Оценить всю прелесть этого благодатного края и силу, дарованную этой природе
свыше, может только тот, кто вырос в этих краях. А те, кто приехал, законно или незаконно дербанят ее богатства, не задумываясь над ее красотами. Тащат и тащат из тайги все, что могут, а все есть и есть….
Но кто знает, какие тайны хранят в себе глухие уголки тайги, какие трагедии разыгрываются в ее дремучих недрах? Тайны уссурийских дебрей….
– Почему она здесь? Почему так получилось, что сейчас она, жена известного бизнесмена, находится в рабстве у прошедшего многие тюрьмы мужика, среди уссурийской тайги, недалеко от китайской границы, без права уйти отсюда и даже без права остаться в живых? В условиях, которые трудно себе представить. Не знает, где она, и зачем она здесь, потому что вокруг однообразная тайга, две избушки и маленькая баня, и больше ничего. Она не знает, что с ее дочерями, бабушкой и мамой случилось за эти месяцы, пока находится здесь.
Люба потрогала металлический ошейник, больно натиравший шею, и переложила цепь, которая не снималась с нее ни днем, ни ночью. В очередной, пожалуй, стотысячный раз попыталась перервать ее, но, как всегда за эти кошмарные два месяца, безуспешно.
– Господи! Пошли сюда хоть кого-нибудь! Охотника, геолога, браконьера. Хоть кого, кто мог бы снять с меня эту цепь! Или дай мне крылья, чтобы унесли меня от этого ужаса!
Как она ценила теперь это сладкое слово «свобода», как хотела ее и как любила!
Люба еще немного посидела на крыльце и вошла в избушку. Сегодня явятся из далекого перехода ее мучители, Василий и три китайца. Собственно, мучителем был один Василий, остальным до нее не было никакого дела. Они пользовались тем, что она давала им: едой и чистой одеждой – вот и все. Она могла хоть сегодня умереть – они просто переступили бы через ее труп, как делали это с другими женщинами, которые до нее были убиты здесь за ненадобностью жестоким бандитом.
Она снова вышла на крыльцо. Еда была приготовлена, трусы, носки и рубахи выстираны, и у нее еще оставалось немного времени, чтобы, грустно глядя на пролетавший высоко в небесной сини самолет, вернуться к своим тоскливым мыслям, к желанию вырваться отсюда, а главное, увидеть своих дочерей. Сердце печально сжималось от мысли о девочках. Вновь и вновь она задавала себе один и тот же вопрос: как вырваться из этого пекла, где царит торжество отсутствия всякой морали и человечности?

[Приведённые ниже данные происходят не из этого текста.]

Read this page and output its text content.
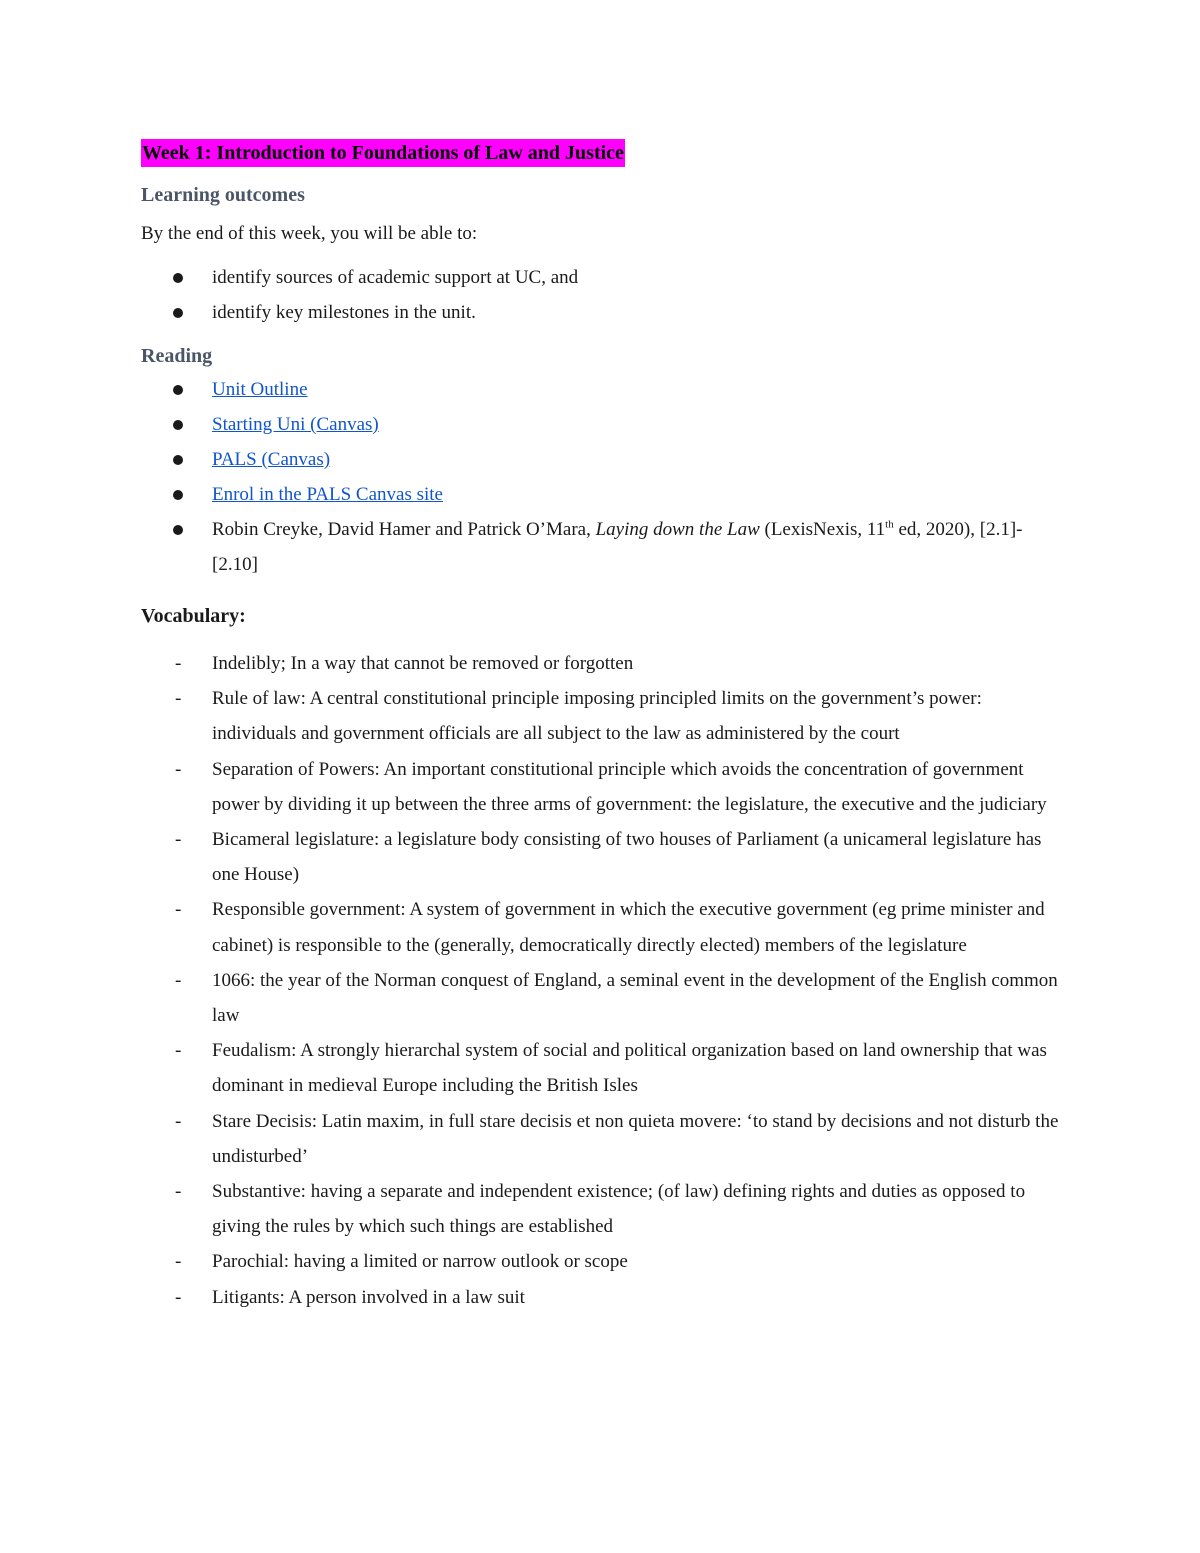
Week 1: Introduction to Foundations of Law and Justice

Learning outcomes

By the end of this week, you will be able to:

identify sources of academic support at UC, and
identify key milestones in the unit.

Reading

Unit Outline
Starting Uni (Canvas)
PALS (Canvas)
Enrol in the PALS Canvas site
Robin Creyke, David Hamer and Patrick O’Mara, Laying down the Law (LexisNexis, 11th ed, 2020), [2.1]-[2.10]

Vocabulary:

- Indelibly; In a way that cannot be removed or forgotten
- Rule of law: A central constitutional principle imposing principled limits on the government’s power: individuals and government officials are all subject to the law as administered by the court
- Separation of Powers: An important constitutional principle which avoids the concentration of government power by dividing it up between the three arms of government: the legislature, the executive and the judiciary
- Bicameral legislature: a legislature body consisting of two houses of Parliament (a unicameral legislature has one House)
- Responsible government: A system of government in which the executive government (eg prime minister and cabinet) is responsible to the (generally, democratically directly elected) members of the legislature
- 1066: the year of the Norman conquest of England, a seminal event in the development of the English common law
- Feudalism: A strongly hierarchal system of social and political organization based on land ownership that was dominant in medieval Europe including the British Isles
- Stare Decisis: Latin maxim, in full stare decisis et non quieta movere: ‘to stand by decisions and not disturb the undisturbed’
- Substantive: having a separate and independent existence; (of law) defining rights and duties as opposed to giving the rules by which such things are established
- Parochial: having a limited or narrow outlook or scope
- Litigants: A person involved in a law suit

Стал накрапывать небольшой дождик, но Любе не хотелось заходить в избушку. Чтобы не разрыдаться, она, глядя на заросли шиповника невдалеке и не видя их, стала плести вереницу воспоминаний.
Юная девушка в возрасте семнадцатого лета с красивым именем Любовь, или просто Любаша Агеева стояла на самой верхушке невысокой сопки в тени двух старых деревьев, любуясь на распахнутую синюю даль. Отсюда ей виден был как на ладони их лагерь на месте старого военного аэродрома в заброшенной, привольно раскинувшейся между сопками деревеньке Филипповка. Между аэродромом и сопкой проходила единственная в этих местах трасса, которая через Барабаш уходила к границе с Кореей.
Вокруг было тихо-тихо и как-то по-особенному нарядно. Дикие пионы, ландыши, кукушкины башмачки, цветущий багульник и прочие дикие весенние цветы уже отцветали. На смену им приходили другие, поскромнее, но тоже красивые и во множественном числе. Неуловимое обаяние из цветов, кустов, травы и деревьев обволакивало своей неприметной изысканностью и навевало мысли о ее сегодняшнем состоянии. Она была душой где-то внутри себя и старалась понять свои мысли, переживания и эмоции.